1: Do they need the same CPU and memory as namenode?
2: SInce Journal nodes write to theri own hard disk first, I am pretty sure SSD should be used.
3: I am pretty sure it needs 10 GB NICs.
4; Is it a good idea to run jorunal node with namenode on the same host? NN and JN can write to differnt disk in this case.
We have very busy namenodes, our data change rate > 1PB/day.
1. No, they need not. Journalnodes are just writing the updates from the active NN to the journal.
They can operate with a low amount of ram and CPU compared to an NN (which keeps the whole metadata in the memory).
2. Disk writes to the journal are sequential. maybe an SSD can improve latency, but depends on your clusters workloads (interactive vs batch, etc).
3. same as above. consider this: an update to the journal is made when:
- a new file/directory is created
- a file size is updated (only when a new block is appended, or the file si closed/synced)
- a file/directory is removed
If you have 128mb HDFS blocks on average, then 1PB is only 80k blocks, not that much.
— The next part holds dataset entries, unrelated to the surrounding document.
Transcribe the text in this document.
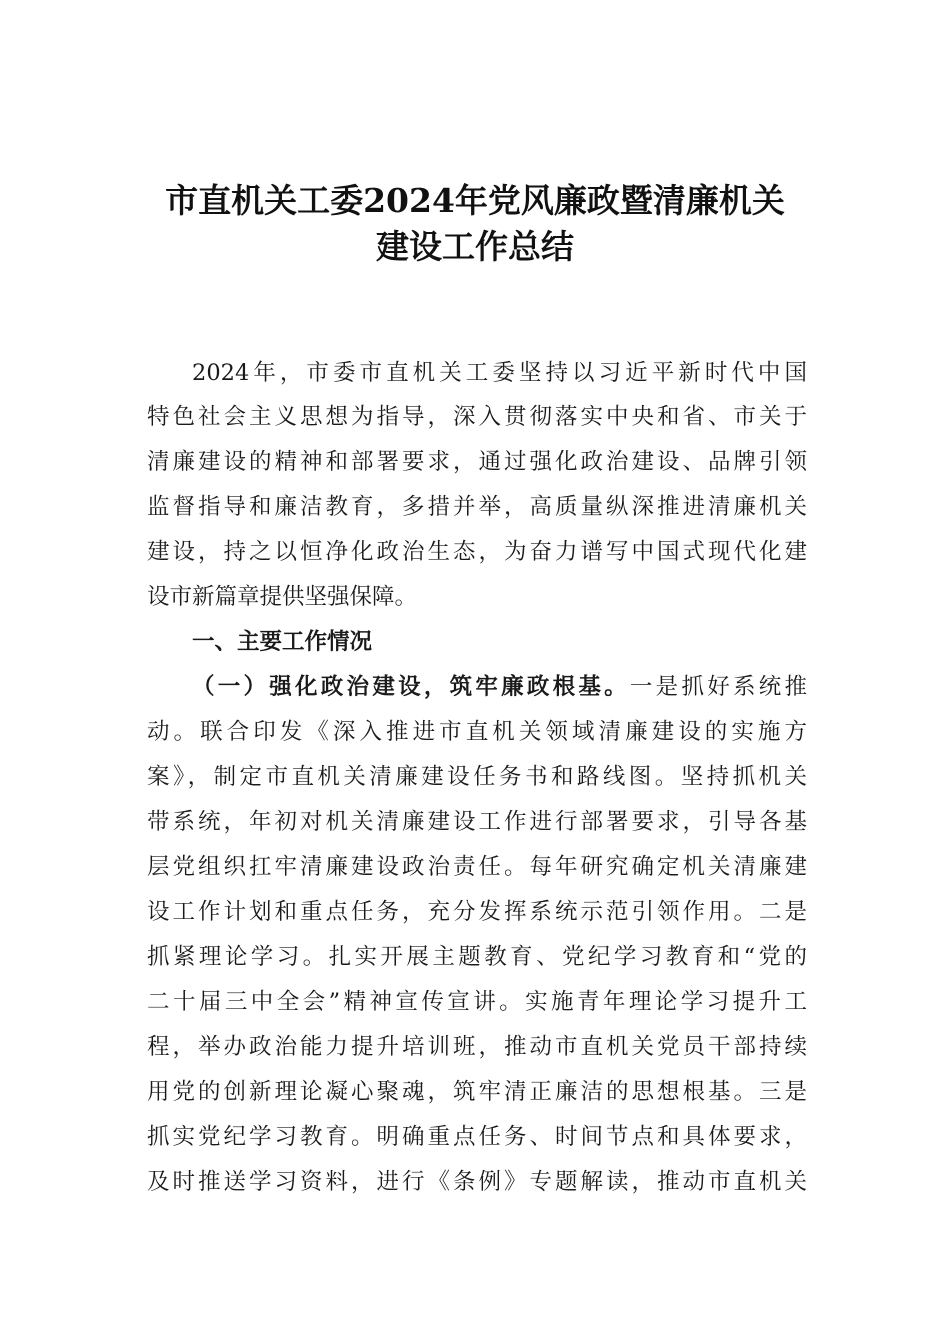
市直机关工委2024年党风廉政暨清廉机关
建设工作总结
2024年，市委市直机关工委坚持以习近平新时代中国
特色社会主义思想为指导，深入贯彻落实中央和省、市关于
清廉建设的精神和部署要求，通过强化政治建设、品牌引领
监督指导和廉洁教育，多措并举，高质量纵深推进清廉机关
建设，持之以恒净化政治生态，为奋力谱写中国式现代化建
设市新篇章提供坚强保障。
一、主要工作情况
（一）强化政治建设，筑牢廉政根基。一是抓好系统推
动。联合印发《深入推进市直机关领域清廉建设的实施方
案》，制定市直机关清廉建设任务书和路线图。坚持抓机关
带系统，年初对机关清廉建设工作进行部署要求，引导各基
层党组织扛牢清廉建设政治责任。每年研究确定机关清廉建
设工作计划和重点任务，充分发挥系统示范引领作用。二是
抓紧理论学习。扎实开展主题教育、党纪学习教育和“党的
二十届三中全会”精神宣传宣讲。实施青年理论学习提升工
程，举办政治能力提升培训班，推动市直机关党员干部持续
用党的创新理论凝心聚魂，筑牢清正廉洁的思想根基。三是
抓实党纪学习教育。明确重点任务、时间节点和具体要求，
及时推送学习资料，进行《条例》专题解读，推动市直机关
Of course, if you are creating/deleting lots of small files, that might be add some more edits.
4. If you have beefy hardware, you can do that. NN and JN on strictly different disks.
In genereal, are you experiencing performance issues that could be related to this?
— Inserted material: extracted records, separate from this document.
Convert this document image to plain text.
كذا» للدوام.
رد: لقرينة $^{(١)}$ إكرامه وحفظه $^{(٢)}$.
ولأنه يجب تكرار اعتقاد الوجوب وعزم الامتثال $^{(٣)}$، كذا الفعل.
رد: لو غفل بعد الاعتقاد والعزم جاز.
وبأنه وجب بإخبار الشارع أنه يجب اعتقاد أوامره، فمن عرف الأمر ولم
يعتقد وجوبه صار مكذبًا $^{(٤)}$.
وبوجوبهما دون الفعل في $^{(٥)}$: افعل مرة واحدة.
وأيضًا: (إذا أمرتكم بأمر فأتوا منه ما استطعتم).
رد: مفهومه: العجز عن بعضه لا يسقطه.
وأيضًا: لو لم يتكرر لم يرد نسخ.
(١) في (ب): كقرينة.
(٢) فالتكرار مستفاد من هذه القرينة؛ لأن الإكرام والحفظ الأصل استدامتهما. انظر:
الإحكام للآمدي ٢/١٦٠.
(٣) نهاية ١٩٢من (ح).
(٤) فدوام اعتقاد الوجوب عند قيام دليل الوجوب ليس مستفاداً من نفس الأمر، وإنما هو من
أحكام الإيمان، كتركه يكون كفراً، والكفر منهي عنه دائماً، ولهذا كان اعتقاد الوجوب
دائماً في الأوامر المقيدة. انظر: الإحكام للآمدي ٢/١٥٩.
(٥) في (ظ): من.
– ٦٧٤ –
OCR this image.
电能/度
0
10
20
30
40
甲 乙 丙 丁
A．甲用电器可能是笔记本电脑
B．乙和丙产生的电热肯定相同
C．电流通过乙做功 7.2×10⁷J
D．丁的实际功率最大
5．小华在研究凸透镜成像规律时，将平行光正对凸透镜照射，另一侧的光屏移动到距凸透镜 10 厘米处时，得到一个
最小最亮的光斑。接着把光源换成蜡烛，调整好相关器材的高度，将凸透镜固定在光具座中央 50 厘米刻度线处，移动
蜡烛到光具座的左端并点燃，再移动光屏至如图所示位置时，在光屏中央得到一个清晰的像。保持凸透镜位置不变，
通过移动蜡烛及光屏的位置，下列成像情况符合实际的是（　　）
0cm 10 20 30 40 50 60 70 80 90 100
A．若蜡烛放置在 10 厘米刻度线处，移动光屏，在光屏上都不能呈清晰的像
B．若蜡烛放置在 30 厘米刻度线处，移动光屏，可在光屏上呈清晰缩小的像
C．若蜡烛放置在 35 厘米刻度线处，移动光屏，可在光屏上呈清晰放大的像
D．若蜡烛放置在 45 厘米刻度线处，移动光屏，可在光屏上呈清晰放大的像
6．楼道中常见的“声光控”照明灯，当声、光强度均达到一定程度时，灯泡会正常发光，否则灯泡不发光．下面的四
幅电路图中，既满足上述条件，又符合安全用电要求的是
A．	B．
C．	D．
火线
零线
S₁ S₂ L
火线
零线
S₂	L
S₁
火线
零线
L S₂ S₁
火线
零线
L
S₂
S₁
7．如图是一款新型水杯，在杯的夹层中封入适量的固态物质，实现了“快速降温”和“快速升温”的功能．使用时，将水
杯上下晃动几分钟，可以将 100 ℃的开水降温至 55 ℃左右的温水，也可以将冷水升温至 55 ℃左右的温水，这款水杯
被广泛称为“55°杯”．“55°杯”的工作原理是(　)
In CM 5.x, there is a metric called journal_rate. It shows you the number of journal operations per second.
You can check that to see if you could profit from such specifications :).
Thanks for the suggestions. We are planing to enable Namnode HA/JN, like to see suggestions from Cloudera. We do have lots of small files and NN is quite busy. We plan to install JN on namenode and standbynamenode to benefit the powerful hardware those boxes have, of course, we will let the JN write to their own disks.